The generated solutions are filtered in two steps. First, rule-based verification keeps only responses with the correct final answer. Then, a reward model scores how well the response follows the intended heuristic. The highest-scoring correct response per (question, heuristic) pair is selected, giving us multiple correct, heuristic-specific solution traces per question. 🧠
Why should this help RL? Our theoretical view: mid-training on n correct approaches creates multiple high-probability continuations at reasoning branch points, an N-modal distribution. Under a positive gradient, RL can meaningfully update across all N modes rather than sharpening a single one. Under a negative gradient, mass removed from the sampled approach redistributes to the remaining N-1 dominant modes, i.e., to the other valid approaches the model knows. This is the mechanism by which RL learns to combine the approaches introduced during mid-training.
Empirically, this improves GRPO-based RL. On Llama-3.2-3B-Instruct, models initialized with our heuristic-guided mid-training consistently outperform vanilla RL and STaR+RL across six math benchmarks, with gains becoming clearer at larger pass@k. At pass@64, the average improves from 44.21 for vanilla RL to 48.09 with n=16. 📊
One of our most interesting findings: RL doesn’t just use the individual approaches from mid-training. It composes them. We analyze reasoning traces using an LLM-based classifier across 64 Pólya-style heuristics. At n=16, RL-trained models combine multiple problem-solving approaches in 56.7% of chains, vs. only 23.3% before RL. This composition rate grows as n increases. Combinations like Bolzano + Decompose or Restate + Decompose + Carry-Out emerge consistently after RL, even though they were never observed together during mid-training. RL is doing the composition. 🔗
Four additional findings from our analysis: Under a fixed instance-level budget, 16 approaches on 463 questions outperform 1 approach on 7,408 questions, around 7% relative improvement after RL. This means learning more problem solving approaches is more beneficial than learning to solve more problems, during mid-training.
Correctness vs Diversity:. Diverse but incorrect reasoning traces fall below vanilla RL. With more incorrect problem solving approaches, the performance worsens more. Diversity alone is not enough, and correctness is pivotal.
More diverse than distillation. Our self-generated data scores Vendi 13.81 vs. 10.95 for QwQ-32B distillation, and gives better post-RL performance despite coming from a much weaker model.
Generalizes beyond math.

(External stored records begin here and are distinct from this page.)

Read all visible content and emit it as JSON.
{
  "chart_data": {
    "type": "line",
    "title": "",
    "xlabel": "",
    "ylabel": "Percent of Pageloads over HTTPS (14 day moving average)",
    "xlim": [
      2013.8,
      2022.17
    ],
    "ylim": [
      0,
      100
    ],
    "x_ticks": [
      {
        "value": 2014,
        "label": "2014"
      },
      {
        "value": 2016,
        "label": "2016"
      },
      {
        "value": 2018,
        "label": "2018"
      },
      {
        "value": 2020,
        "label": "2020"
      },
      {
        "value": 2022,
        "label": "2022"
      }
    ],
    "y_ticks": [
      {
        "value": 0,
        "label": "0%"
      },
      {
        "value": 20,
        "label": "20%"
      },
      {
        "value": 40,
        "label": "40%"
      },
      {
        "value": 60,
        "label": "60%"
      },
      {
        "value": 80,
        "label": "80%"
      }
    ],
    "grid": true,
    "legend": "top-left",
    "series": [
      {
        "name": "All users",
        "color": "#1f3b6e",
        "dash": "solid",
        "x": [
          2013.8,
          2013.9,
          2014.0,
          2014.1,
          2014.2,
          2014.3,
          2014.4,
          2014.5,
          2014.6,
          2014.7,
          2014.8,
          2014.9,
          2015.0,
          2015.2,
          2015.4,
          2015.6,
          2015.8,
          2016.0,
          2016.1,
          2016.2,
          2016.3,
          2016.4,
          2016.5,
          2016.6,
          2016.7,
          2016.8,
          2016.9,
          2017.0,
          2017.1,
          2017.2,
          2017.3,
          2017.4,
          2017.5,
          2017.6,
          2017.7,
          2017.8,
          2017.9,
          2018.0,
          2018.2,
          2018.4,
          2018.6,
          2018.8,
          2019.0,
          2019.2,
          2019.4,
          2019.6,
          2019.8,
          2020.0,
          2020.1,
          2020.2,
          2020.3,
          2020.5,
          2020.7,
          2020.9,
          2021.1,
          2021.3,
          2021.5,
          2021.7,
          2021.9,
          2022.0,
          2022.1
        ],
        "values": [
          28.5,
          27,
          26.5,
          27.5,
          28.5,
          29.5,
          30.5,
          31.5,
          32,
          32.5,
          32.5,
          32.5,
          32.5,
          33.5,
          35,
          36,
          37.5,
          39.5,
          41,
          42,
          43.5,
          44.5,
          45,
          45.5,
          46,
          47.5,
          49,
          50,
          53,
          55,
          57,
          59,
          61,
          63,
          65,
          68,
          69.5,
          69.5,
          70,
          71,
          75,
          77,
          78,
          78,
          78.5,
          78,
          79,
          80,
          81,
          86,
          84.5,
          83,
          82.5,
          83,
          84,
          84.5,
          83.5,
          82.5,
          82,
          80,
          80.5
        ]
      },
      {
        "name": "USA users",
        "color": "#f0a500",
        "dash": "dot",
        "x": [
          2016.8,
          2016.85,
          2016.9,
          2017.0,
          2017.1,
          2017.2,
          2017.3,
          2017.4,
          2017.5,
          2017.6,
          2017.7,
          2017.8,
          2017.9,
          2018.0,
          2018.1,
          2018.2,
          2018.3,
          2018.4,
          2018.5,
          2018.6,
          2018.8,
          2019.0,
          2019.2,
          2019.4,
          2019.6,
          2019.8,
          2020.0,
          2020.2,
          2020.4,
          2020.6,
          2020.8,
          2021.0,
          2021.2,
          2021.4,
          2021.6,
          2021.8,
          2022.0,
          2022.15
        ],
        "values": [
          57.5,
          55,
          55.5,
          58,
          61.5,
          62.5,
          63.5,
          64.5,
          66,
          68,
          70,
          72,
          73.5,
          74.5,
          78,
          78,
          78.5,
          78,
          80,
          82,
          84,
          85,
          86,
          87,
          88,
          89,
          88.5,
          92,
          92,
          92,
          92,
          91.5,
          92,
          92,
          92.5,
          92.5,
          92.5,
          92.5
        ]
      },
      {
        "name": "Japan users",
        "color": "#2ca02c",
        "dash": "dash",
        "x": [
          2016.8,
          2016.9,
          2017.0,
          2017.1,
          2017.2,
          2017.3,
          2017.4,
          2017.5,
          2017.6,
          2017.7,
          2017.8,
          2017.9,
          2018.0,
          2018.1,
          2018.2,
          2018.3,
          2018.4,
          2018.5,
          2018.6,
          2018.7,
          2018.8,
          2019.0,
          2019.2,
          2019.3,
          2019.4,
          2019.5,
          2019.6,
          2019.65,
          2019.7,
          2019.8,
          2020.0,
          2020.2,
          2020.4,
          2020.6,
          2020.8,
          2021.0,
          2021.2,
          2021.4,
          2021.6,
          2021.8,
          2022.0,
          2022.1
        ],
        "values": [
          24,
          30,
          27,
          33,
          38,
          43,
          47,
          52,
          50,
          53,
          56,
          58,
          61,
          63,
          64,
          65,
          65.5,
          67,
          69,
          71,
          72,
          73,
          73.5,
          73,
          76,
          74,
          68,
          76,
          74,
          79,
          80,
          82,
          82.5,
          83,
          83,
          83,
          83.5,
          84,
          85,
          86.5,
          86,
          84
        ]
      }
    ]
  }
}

Despite math-centric heuristics, gains on HumanEval (code) and MuSR (narrative reasoning) show that Polya’s problems solving approaches transfer.
Takeaway: RL performance depends not only on the RL stage itself, but also on the distribution the model is exposed to beforehand. Mid-training on diverse, self-generated, correct reasoning traces improves subsequent RL, and the effect is driven by RL learning to compose the approaches introduced during mid-training.